Sometimes I wonder if this is my normal “season” for being down. And that begs the question “Why?” Is it the Easter season? That should be happy. After my mother died in Nov. of 2005, it took me until the following March to be gripped by a choking depression that lasted until July. My bout with clinical depression hit at the end of March back in 1997, right after a close friend died suddenly. Who knows, maybe the infection that claimed our newborn baby daughter in April of 1990 actually hit my body in March. Maybe there is some kind of trauma memory lingering there. Yeah, sounds preposterous.

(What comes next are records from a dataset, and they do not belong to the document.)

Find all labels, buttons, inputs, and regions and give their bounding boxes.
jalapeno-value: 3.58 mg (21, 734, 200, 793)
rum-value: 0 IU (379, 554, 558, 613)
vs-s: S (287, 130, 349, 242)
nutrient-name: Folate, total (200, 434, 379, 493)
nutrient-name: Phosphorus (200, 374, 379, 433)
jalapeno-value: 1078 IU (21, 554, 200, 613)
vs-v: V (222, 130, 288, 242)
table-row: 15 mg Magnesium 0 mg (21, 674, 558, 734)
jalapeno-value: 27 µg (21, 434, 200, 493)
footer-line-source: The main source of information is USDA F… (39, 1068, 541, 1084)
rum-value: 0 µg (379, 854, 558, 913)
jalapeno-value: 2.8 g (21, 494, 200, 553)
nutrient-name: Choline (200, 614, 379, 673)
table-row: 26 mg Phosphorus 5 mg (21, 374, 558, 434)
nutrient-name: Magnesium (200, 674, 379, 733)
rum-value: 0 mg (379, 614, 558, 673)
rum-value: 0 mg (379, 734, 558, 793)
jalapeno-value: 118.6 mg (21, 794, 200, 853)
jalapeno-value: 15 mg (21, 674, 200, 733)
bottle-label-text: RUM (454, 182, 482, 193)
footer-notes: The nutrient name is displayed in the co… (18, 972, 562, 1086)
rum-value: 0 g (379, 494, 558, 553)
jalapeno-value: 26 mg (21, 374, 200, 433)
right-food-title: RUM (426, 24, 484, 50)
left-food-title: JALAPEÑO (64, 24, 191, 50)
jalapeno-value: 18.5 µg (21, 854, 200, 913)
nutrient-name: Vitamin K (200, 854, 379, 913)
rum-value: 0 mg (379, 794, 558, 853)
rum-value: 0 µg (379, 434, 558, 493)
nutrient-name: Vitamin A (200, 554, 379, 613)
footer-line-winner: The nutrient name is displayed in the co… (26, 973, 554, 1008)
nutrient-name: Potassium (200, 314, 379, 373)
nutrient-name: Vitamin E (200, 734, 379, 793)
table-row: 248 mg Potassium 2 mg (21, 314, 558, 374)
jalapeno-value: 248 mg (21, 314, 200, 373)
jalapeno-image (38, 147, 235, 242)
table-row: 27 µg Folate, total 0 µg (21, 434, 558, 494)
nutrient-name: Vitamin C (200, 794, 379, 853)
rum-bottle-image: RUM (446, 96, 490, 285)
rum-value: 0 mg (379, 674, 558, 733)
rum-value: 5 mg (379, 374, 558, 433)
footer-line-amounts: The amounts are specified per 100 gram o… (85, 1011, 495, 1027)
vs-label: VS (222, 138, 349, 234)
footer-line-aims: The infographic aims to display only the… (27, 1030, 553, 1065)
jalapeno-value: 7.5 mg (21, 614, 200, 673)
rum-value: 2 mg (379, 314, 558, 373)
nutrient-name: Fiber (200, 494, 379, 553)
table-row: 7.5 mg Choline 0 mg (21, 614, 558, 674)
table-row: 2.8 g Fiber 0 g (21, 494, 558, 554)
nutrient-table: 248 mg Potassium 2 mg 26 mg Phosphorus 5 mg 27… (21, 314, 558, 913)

I said goodbye to a friendship for good yesterday. It’s one I’ve held onto for a few years longer than I should have. I can’t even quantify the amount of pain that would’ve been spared had I just walked away years ago. I even tried to walk away after she turned her back on me and didn’t speak to me for a year. I’m not one to walk away, though. I just keep hurting and hanging on, hoping for a miracle. Well, alliteration aside, miracles are no match for this one. I didn’t literally say goodbye to her, but it wouldn’t have mattered anyway. It isn’t like she even cares one way or another any more. I found out a lot from a mutual friend who finally opened up and told me things that I wasn’t aware of from the past several years. It left me reeling. Numb. Empty. Angry. Walled-up.
Done.
Guess I’d better not talk much about that, or I’ll be guilty of using my words to “cut to ribbons”.
Sometimes I feel like I never want to write again.